What are Kepler's three laws? Why are they important?
First law states that the planets orbit around the Sun.

Second law says that a line joining a planet and the Sun sweeps equal areas in equal times.

Third law states that the square of a planet's sidereal period around the Sun is directly proportional to the cube of the length of its orbit's semimajor axis.

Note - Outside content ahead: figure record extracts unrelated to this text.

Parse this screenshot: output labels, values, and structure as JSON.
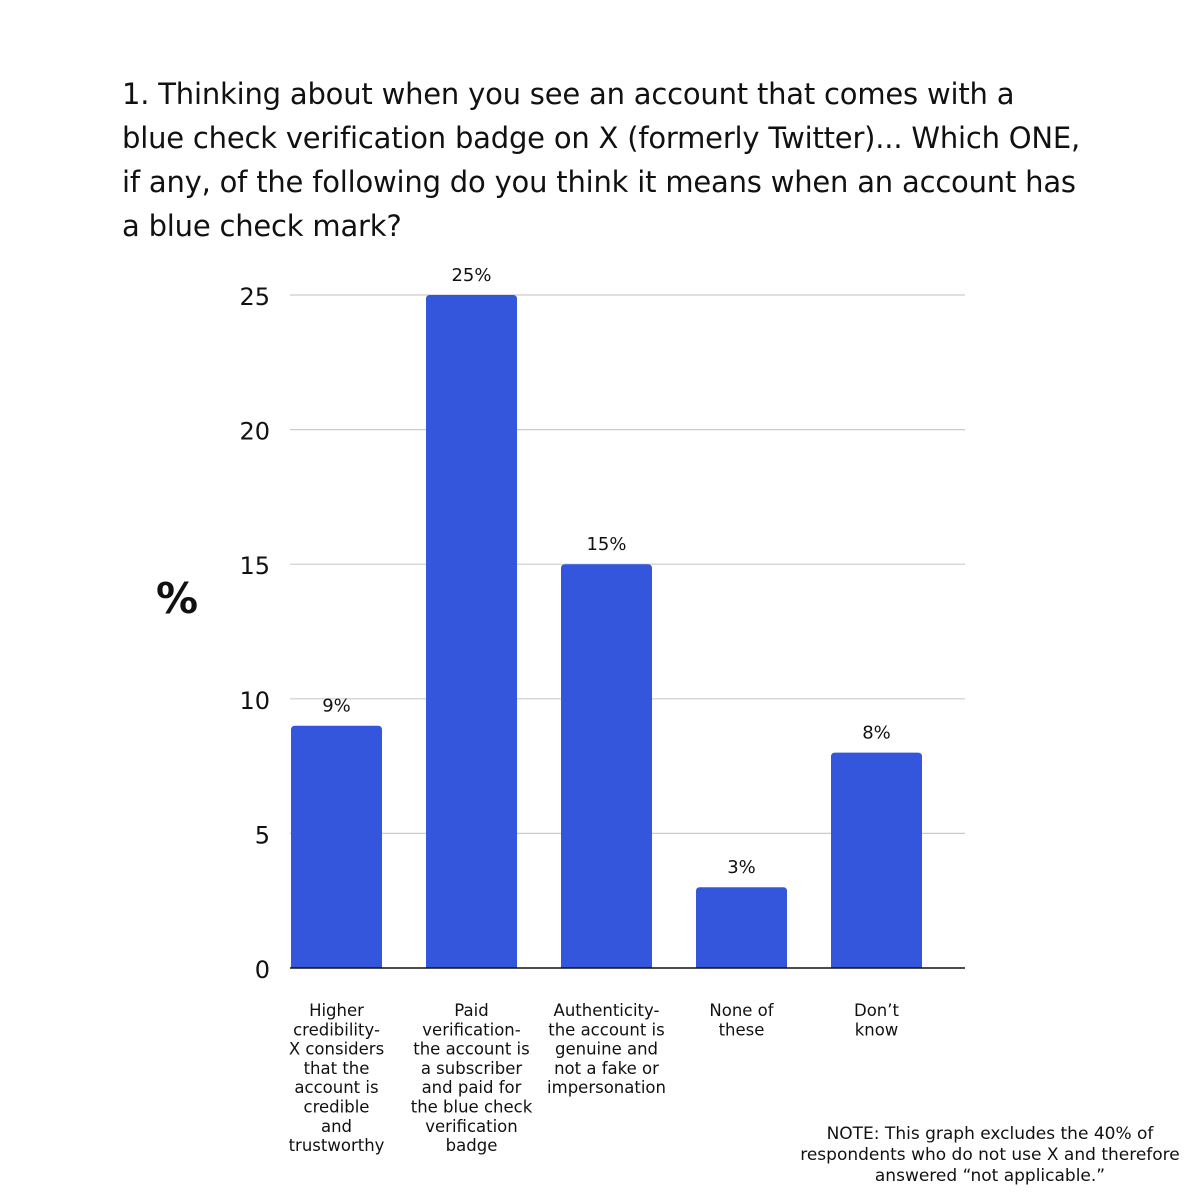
{
  "title": "1. Thinking about when you see an account that comes with a blue check verification badge on X (formerly Twitter)... Which ONE, if any, of the following do you think it means when an account has a blue check mark?",
  "note": "NOTE: This graph excludes the 40% of respondents who do not use X and therefore answered “not applicable.”",
  "colors": {
    "bar": "#3356DD",
    "grid": "#cccccc",
    "axis": "#111111"
  },
  "chart_data": {
    "type": "bar",
    "ylabel": "%",
    "ylim": [
      0,
      25
    ],
    "yticks": [
      0,
      5,
      10,
      15,
      20,
      25
    ],
    "grid": true,
    "categories": [
      [
        "Higher",
        "credibility-",
        "X considers",
        "that the",
        "account is",
        "credible",
        "and",
        "trustworthy"
      ],
      [
        "Paid",
        "verification-",
        "the account is",
        "a subscriber",
        "and paid for",
        "the blue check",
        "verification",
        "badge"
      ],
      [
        "Authenticity-",
        "the account is",
        "genuine and",
        "not a fake or",
        "impersonation"
      ],
      [
        "None of",
        "these"
      ],
      [
        "Don’t",
        "know"
      ]
    ],
    "values": [
      9,
      25,
      15,
      3,
      8
    ],
    "data_labels": [
      "9%",
      "25%",
      "15%",
      "3%",
      "8%"
    ]
  }
}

The three laws are important because they summarize how planets orbit the Sun and how moons orbit planets.
In what ways did the astronomical observations of Galileo support a heliocentric cosmology?
How did Newton's approach to understanding planetary motion differ from that of his predecessors?
Whereas his predecessors, like Kepler, approached planetary motion from astronomical observations, Newton approached it from a theoretical, mathematical description of gravity. His equations described the orbits of the planets, as well as the motion of other objects but he derived them from first principles using gravitational theory. Comparing the predictions of Newton's equations with Kepler's laws deduced from observed motion served to test the validity of the equations.
Why does an astronaut have to exert a force on a weightless object to move it?
Chapter 3
What are the three major functions of a telescope?
The three major functions are brighten, resolve, and magnify
Why must astronomers use satellites and Earth-orbiting observatories to study the heavens at X-ray !wavelengths?
The atmosphere is not transparent to X-rays (and nor to gamma rays). Therefore, these radiations must be studied from orbits outside the Earth's atmosphere.
What is a blackbody? What does it mean to say that a star appears almost like a black body?
A blackbody is a hypothetical object whose radiated spectrum depends only on its temperature. A star is described as almost like a blackbody when the continuous part of that star's spectrum follows the shape of a blackbody spectrum. Stars are not black because they are hot and emit large amounts of electromagnetic radiation. They would be black only if they gave off no electromagnetic radiation.
What is Wien's Law? How could you use it to !determine the temperature of a star's surface?
Wien's law is the mathematical relationship between the dominant wavelength and the temperature of a blackbody. It says that the hotter an object is, the shorter the wavelength of the peak of its blackbody curve. This peak is the wavelength that the body emits most intensely. Since all blackbodies with the same temperature have the same black body curves, finding the wavelength at the peak of the continuous spectrum enables you to directly calculate the object's surface temperature.
What is the Stefan-Boltzmann law? How do Astronomers us it?
What is an element? List the names of five different !elements
Explain how the spectrum of hydrogen is related to the !structure of the hydrogen atom.
Electrons have only certain allowed orbits around their nuclei. The allowed orbits, which are associated with unique energy levels, are different in all different types of atoms. The wavelengths of any atom's spectral lines are determined by the differences in the energies of the orbits between which its electrons transfer. The higher the energy difference, the shorter the wavelength of the photon that is emitted or absorbed. When electrons descend in orbit, they emit photons, creating emission spectra. When they go to higher orbits they absorb photons, creating absorption spectra. Since all elements have allowed orbits with different energy levels, the emission and absorption spectra of each element, such as hydrogen, has a unique set of wavelengths.